Tuesday 16 October, 2018

Standard & Poor's affirms T&T’s rating, revises outlook to negative

International credit rating agency Standards and Poors has revised its outlook on Trinidad and Tobago to “Negative” from “Stable”. 

The rating agency affirmed its 'BBB+/A-2' long- and short-term foreign and local currency sovereign credit ratings on Trinidad and Tobago.

S&P stated that the “negative” outlook reflects the view that there is at least a one-in-three chance that S&P could lower the ratings over the next 12-to-24 months.

It is expected that moderately higher energy prices and higher production levels would lead to a mild economic recovery and smaller current account deficit over this period.

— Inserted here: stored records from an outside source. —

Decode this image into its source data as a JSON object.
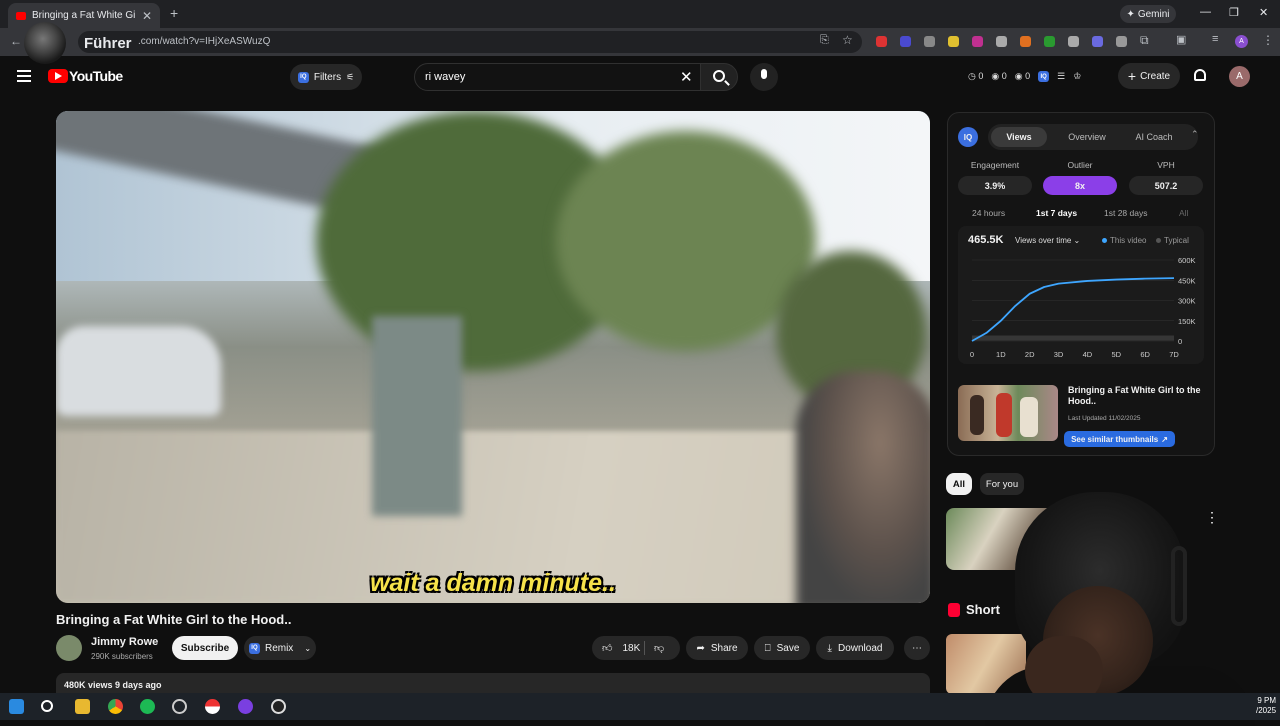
{
  "browser": {
    "tab_title": "Bringing a Fat White Girl to",
    "url": ".com/watch?v=IHjXeASWuzQ",
    "gemini_label": "Gemini",
    "overlay_name": "Führer",
    "profile_initial": "A"
  },
  "header": {
    "logo_text": "YouTube",
    "filters_label": "Filters",
    "search_value": "ri wavey",
    "mini_stats": [
      "0",
      "0",
      "0"
    ],
    "create_label": "Create",
    "account_initial": "A"
  },
  "video": {
    "caption": "wait a damn minute..",
    "title": "Bringing a Fat White Girl to the Hood..",
    "channel_name": "Jimmy Rowe",
    "subscribers": "290K subscribers",
    "subscribe_label": "Subscribe",
    "remix_label": "Remix",
    "likes": "18K",
    "share_label": "Share",
    "save_label": "Save",
    "download_label": "Download",
    "views_line": "480K views  9 days ago"
  },
  "panel": {
    "tabs": [
      "Views",
      "Overview",
      "AI Coach"
    ],
    "active_tab": "Views",
    "metrics": [
      {
        "label": "Engagement",
        "value": "3.9%"
      },
      {
        "label": "Outlier",
        "value": "8x"
      },
      {
        "label": "VPH",
        "value": "507.2"
      }
    ],
    "ranges": [
      "24 hours",
      "1st 7 days",
      "1st 28 days",
      "All"
    ],
    "active_range": "1st 7 days",
    "total_views": "465.5K",
    "views_dropdown": "Views over time",
    "legend_this": "This video",
    "legend_typical": "Typical",
    "thumb_title": "Bringing a Fat White Girl to the Hood..",
    "last_updated": "Last Updated 11/02/2025",
    "similar_label": "See similar thumbnails",
    "colors": {
      "accent": "#3b6fe0",
      "outlier": "#8b3fe8",
      "line": "#3ea6ff"
    }
  },
  "chart_data": {
    "type": "line",
    "title": "Views over time",
    "x_ticks": [
      "0",
      "1D",
      "2D",
      "3D",
      "4D",
      "5D",
      "6D",
      "7D"
    ],
    "y_ticks": [
      "600K",
      "450K",
      "300K",
      "150K",
      "0"
    ],
    "ylim": [
      0,
      600000
    ],
    "series": [
      {
        "name": "This video",
        "x": [
          0,
          0.5,
          1,
          1.5,
          2,
          2.5,
          3,
          4,
          5,
          6,
          7
        ],
        "values": [
          0,
          60000,
          150000,
          260000,
          350000,
          400000,
          425000,
          445000,
          455000,
          462000,
          465500
        ]
      },
      {
        "name": "Typical",
        "x": [
          0,
          7
        ],
        "values": [
          0,
          0
        ]
      }
    ]
  },
  "recommendations": {
    "chips": [
      "All",
      "For you"
    ],
    "shorts_label": "Short"
  },
  "taskbar": {
    "clock_time": "9 PM",
    "clock_date": "/2025"
  }
}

S&P believes there is uncertainty about whether this improvement will be sufficient to mitigate the impact that imbalances such as:

1 Exchange rate pressure

2 Restrictions on accessing foreign currency

3 Negative yield differentials on short-term-treasury securities relative to those of the U.S.

4 Historical gas supply shortages

These could lead to a faster depletion of the country's external assets or a weakening of the effectiveness of monetary policy. Under this scenario, S&P could lower the rating.

The credit rating agency raised another point of concern that could factor in a downgrade in the next two years, that is, the government's fiscal consolidation measures in shrinking the deficit.

S&P said it could take a negative rating action should the government fail to implement key institutional reforms such that large revenue collection leakages and weaknesses in data provision persist into the foreseeable future.

On the flip side, the rating agency cited that the outlook moving to stable would be based on a strong track record of growth in the energy sector, for instance, due to higher-than-expected energy prices or production, shrinking current account deficits and larger capital inflows.

"Additionally, combined with a track record of successful fiscal consolidation, declining interest costs and effective institutional reform, could lead S&P to revise the outlook to stable."